James Koppel tells us that software engineers keep using the word “abstraction” and that he does not think it means what they think it means. I believe that he is correct, and that the confusion over the term abstraction comes from thinking that programming is about abstraction.

Programming is refinement, not abstraction. You take your idea of what the software should be doing and you progressively refine that idea until what you get it so rote, so formulaic, so prescribed, that you can create a plan that a computer will follow reliably and accurately. Back in the day, that process used to be done literally in the order written as a sequence of distinct activities.

  • You take your idea of what the software should be doing: requirements gathering
  • refine that idea: software specification
  • create a plan that a computer will follow: construction
  • reliably and accurately: verification and validation

It doesn’t matter what paradigm you’re using, what tools, or whether you truly go from one step to the next as described here, what you’re doing is specifying the software you need, and getting so specific that you end up with instructions for a computer. Specific is the opposite of abstract: the process is the opposite of abstraction.

Thus Niklaus Wirth talks about Program Development by Stepwise Refinement. He describes a procedure for solving the 8 queens problem, then refines that procedure until it is entirely described in terms of Algol (more or less) instructions. He could have started by describing a function that turns the set of possible chess boards into the set of boards that solve 8 queens, or he could have started by describing the communication between the board and the queens that would cause them to solve 8 queens.

This is not to say that abstraction doesn’t appear in software development. Wirth’s starting point is an abstract procedure for solving a specific problem: you can follow that procedure to solve 8 queens, you just have to do a lot of colouring in yourself which a computer is incapable of. Maybe GPT-3 could follow that first procedure; maybe one of the intermediate ones.
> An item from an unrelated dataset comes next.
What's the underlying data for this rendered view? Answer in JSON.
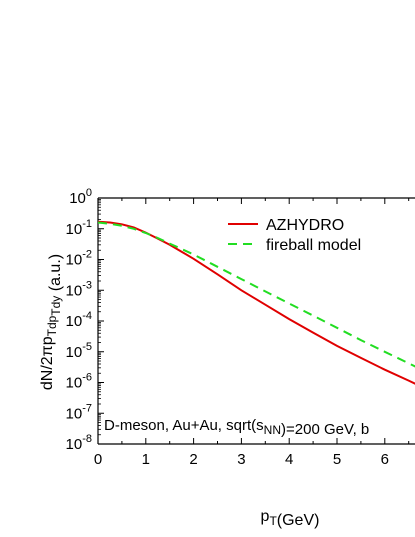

And his end point is an abstract definition of the instructions the computer will do: you can say j<1 and the computer will do something along the lines of loading the word at the same address previously associated with j into an accumulator, subtracting one, checking the flags index, and conditionally modifying the program counter. And “loading the word at the same address” is itself an abstraction: what really happens might involve page faults, loading data from permanent storage, translation lookaside buffers, and other magic.

Abstractions in this view are a “meet in the middle” situation, not a goal: you can refine/specify your solution until you meet the thing that will do the rest of the work of refinement. Or sometimes a “meet off to the side” situation: if you can make your program’s data look like bags of tuples then you can use the relational model to do a lot of the storage and retrieval work, even if nothing in your problem description looks anything like bags of tuples.

Notice that Wirth’s last section is about generalisation, not abstraction: solving the “N queens” problem is not any less specific than solving the 8 queens problem.